D’un parti-état à l’autre
La Mauritanie, disions-nous, n’est pas la Tunisie. Sa spécificité est qu’elle est un pays tampon entre le Maghreb Arabe et l’Afrique noire. De plus, sa composante nationale est faite d’arabes et de négro-africains dont la cohabitation reste toujours tumultueuse depuis 1966 jusqu’à nos jours. Elle a vécu sa plus grande dictature sanglante avec l’avènement du régime sanglant de Maaouya Ould Sid’Ahmed Taya de 1984 à sa chute en août 2005. La communauté négro-africaine en a payé le plus lourd tribut même si baathistes et nasséristes et autres opposants non affiliés à des groupes ou partis politiques ont été aussi réprimés. Résultats, les Mauritaniens sont divisés sur des questions identitaires et de langue qui empoisonnent la cohabitation entre les communautés nationales. Ne nous voilons pas la face, la plaie est là toute béante encore prête à s’infecter à la moindre blessure. Sur ce plan, nous n’avons rien à envier à la Tunisie de Ben Ali puisque que la pression de la rue l’a bouté hors de Tunisie tandis que le despote de Nouakchott avait été balayé par un coup d’Etat. Son homologue tunisien a trouvé refuge en Arabie Saoudite grâce à la bienveillance américaine pendant que lui trouvait asile au Qatar où il se la coule douce. Retenons que Ould Taya avait été renversé à Nouakchott à la faveur d’un déplacement en Arabie Saoudite à la suite du décès du roi Fahd. Autre similitude entre la Mauritanie et la Tunisie, leur formation politique. Dans le pays du million de poètes, le parti-état (PRDS) au pouvoir à l’époque, fut presque interdit d’activités. Les anciens thuriféraires du régime déchu, par des manœuvres du CMJD, seront invités à se transformer en indépendants pour pouvoir participer aux élections municipales et législatives organisées en novembre 2006. la suite on la connaît. Sidi Ould Cheikh Adbdellahi vainqueur des présidentielles de mars 2007, crée le PNDD-ADIL. C’est la bousculade des orphelins du PRDS devant la porte du parti. Renversé par un coup d’état en 2008, les nouveaux maîtres du palais présidentiel à Nouakchott créent l’UPR. Les mêmes qui jouaient des coudes au PNDD-ADIL après le PRDS, font le plein au nouveau parti de Mohamed Ould Abdel Aziz où ils font exploser l’applaudimètre à toutes les occasions et à tous les rendez-vous. Tout le contraire de la Tunisie d’aujourd’hui qui ne veut ni plus, ni moins, que la dissolution du parti-état (RCD) de Ben Ali pour ses nombreux pêchés contre le peuple.

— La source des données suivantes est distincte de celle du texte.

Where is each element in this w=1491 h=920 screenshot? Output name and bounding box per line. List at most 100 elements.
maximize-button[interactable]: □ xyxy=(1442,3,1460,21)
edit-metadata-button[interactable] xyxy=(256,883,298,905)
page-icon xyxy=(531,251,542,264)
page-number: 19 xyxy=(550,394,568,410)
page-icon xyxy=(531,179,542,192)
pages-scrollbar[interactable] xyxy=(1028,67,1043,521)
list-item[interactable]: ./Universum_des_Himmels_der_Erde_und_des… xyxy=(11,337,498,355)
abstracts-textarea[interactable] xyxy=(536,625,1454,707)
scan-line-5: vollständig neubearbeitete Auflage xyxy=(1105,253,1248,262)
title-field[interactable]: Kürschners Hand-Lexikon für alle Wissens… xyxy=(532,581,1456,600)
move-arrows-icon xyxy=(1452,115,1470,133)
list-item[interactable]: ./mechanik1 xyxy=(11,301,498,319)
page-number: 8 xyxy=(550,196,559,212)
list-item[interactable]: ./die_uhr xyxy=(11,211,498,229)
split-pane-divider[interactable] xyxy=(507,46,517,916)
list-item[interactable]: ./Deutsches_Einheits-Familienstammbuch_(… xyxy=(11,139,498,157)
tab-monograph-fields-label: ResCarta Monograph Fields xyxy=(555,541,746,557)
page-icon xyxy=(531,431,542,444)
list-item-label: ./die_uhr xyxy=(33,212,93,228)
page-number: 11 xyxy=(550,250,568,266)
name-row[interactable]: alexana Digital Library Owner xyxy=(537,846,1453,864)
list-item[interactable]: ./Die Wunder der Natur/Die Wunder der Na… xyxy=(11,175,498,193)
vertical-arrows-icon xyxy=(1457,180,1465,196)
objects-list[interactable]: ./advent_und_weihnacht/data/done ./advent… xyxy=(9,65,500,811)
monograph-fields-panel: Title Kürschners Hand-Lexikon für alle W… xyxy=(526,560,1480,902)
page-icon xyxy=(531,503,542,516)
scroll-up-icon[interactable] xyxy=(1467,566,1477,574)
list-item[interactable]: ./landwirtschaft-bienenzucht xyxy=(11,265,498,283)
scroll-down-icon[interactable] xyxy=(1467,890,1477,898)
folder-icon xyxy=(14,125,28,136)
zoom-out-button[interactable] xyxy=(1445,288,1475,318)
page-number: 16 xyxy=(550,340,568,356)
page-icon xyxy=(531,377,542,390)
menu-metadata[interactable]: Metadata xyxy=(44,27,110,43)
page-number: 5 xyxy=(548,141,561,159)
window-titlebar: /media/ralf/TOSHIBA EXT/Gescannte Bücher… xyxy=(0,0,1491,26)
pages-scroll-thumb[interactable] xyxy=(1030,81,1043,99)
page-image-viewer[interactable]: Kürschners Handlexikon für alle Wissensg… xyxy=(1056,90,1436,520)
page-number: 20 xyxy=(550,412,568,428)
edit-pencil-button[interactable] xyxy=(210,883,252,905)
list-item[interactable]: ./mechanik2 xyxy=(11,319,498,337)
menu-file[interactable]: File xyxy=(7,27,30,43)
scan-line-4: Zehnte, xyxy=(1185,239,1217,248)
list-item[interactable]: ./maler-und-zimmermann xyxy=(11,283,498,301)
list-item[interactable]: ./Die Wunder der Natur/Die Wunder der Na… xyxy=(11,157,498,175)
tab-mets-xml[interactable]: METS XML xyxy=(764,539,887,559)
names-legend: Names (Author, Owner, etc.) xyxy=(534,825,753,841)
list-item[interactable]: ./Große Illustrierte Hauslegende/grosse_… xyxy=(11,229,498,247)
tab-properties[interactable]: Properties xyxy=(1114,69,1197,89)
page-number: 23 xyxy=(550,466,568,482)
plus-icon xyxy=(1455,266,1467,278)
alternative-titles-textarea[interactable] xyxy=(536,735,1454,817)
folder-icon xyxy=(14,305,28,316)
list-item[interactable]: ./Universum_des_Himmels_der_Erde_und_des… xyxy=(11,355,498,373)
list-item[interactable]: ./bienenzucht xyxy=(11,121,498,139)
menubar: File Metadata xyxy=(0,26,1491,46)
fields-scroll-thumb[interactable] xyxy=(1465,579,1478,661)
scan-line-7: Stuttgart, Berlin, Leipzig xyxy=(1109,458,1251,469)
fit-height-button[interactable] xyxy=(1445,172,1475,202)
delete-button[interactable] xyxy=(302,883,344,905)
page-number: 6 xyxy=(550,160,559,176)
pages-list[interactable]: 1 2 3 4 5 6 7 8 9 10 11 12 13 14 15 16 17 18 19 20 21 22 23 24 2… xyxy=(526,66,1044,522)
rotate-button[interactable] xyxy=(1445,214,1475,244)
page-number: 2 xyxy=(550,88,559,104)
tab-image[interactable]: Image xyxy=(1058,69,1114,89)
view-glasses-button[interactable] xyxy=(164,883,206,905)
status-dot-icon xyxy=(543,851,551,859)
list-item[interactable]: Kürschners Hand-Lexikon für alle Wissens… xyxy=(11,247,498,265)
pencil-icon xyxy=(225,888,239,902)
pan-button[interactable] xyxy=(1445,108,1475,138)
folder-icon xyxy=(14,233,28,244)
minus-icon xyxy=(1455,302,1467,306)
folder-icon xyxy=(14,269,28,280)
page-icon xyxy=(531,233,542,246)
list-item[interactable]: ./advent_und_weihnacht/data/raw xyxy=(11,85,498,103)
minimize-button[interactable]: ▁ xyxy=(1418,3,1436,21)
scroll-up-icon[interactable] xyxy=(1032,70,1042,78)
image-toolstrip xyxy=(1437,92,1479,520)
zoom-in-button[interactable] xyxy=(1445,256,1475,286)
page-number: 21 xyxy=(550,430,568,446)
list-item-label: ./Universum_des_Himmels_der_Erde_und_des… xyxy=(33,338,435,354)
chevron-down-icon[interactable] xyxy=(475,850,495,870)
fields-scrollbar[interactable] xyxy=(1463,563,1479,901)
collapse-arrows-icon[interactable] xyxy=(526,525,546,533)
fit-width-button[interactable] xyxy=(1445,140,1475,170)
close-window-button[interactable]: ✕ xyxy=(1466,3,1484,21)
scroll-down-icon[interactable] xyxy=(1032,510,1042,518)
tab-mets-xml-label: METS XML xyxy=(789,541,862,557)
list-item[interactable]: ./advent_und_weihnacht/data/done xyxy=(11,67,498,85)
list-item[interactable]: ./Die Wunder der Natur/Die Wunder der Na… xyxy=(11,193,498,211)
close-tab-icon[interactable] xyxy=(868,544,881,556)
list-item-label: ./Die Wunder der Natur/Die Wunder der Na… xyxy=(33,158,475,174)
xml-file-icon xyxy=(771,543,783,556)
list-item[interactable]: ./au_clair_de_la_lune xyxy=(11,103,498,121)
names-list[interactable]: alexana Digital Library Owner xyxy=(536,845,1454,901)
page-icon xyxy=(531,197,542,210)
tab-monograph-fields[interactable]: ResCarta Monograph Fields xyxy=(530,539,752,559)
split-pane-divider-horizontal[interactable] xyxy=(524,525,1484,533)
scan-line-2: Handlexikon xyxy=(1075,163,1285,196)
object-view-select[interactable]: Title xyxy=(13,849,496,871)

De la coupe aux lèves, le fossé est large
Quant à l’exemple tunisien en matière de développement économique, si quelques parts la Tunisie constitue un modèle, c’est parce qu’elle s’est donnée les moyens de son ambition. Que les officiels mauritaniens veuillent s’inspirer de son expérience n’est pas un crime, encore faudrait-il s’en donner les moyens. Et comment ? Une question à 1 milliard d’euros pour qui saurait donner la bonne réponse. Notre système éducatif est moribond. En outre, bien que le président de la république déploie un trésor d’énergie en matière sanitaire, ses conseillers oublient ou ont peur de lui dire que ce secteur manque cruellement de ressources humaines compétentes. Dès lors, à quoi sert des hôpitaux et des centres de santé bien équipés quand il n’y a pas des ressources humaines compétentes pour les faire tourner ? Sans parler des établissements d’enseignement général et professionnel qui dispensent un enseignement au rabais et obsolète dans une totale in équité entre ses fils. Les biens nés sont envoyés à l’étranger dans de grandes écoles professionnelles et les autres maintenus dans un système totalement délabré. Deux régimes, deux partis états qui ont des similitudes à bien des égards. Attention donc à la rue avant qu’elle ne s’enflamme aussi sur un rien comme en Tunisie. Dire que ce genre d’évènement n’arrive qu’aux autres est une erreur monumentale. Mieux vaut en tirer les leçons qu’il faille loin des thuriféraires du régime partisans résolus de leurs intérêts mesquins.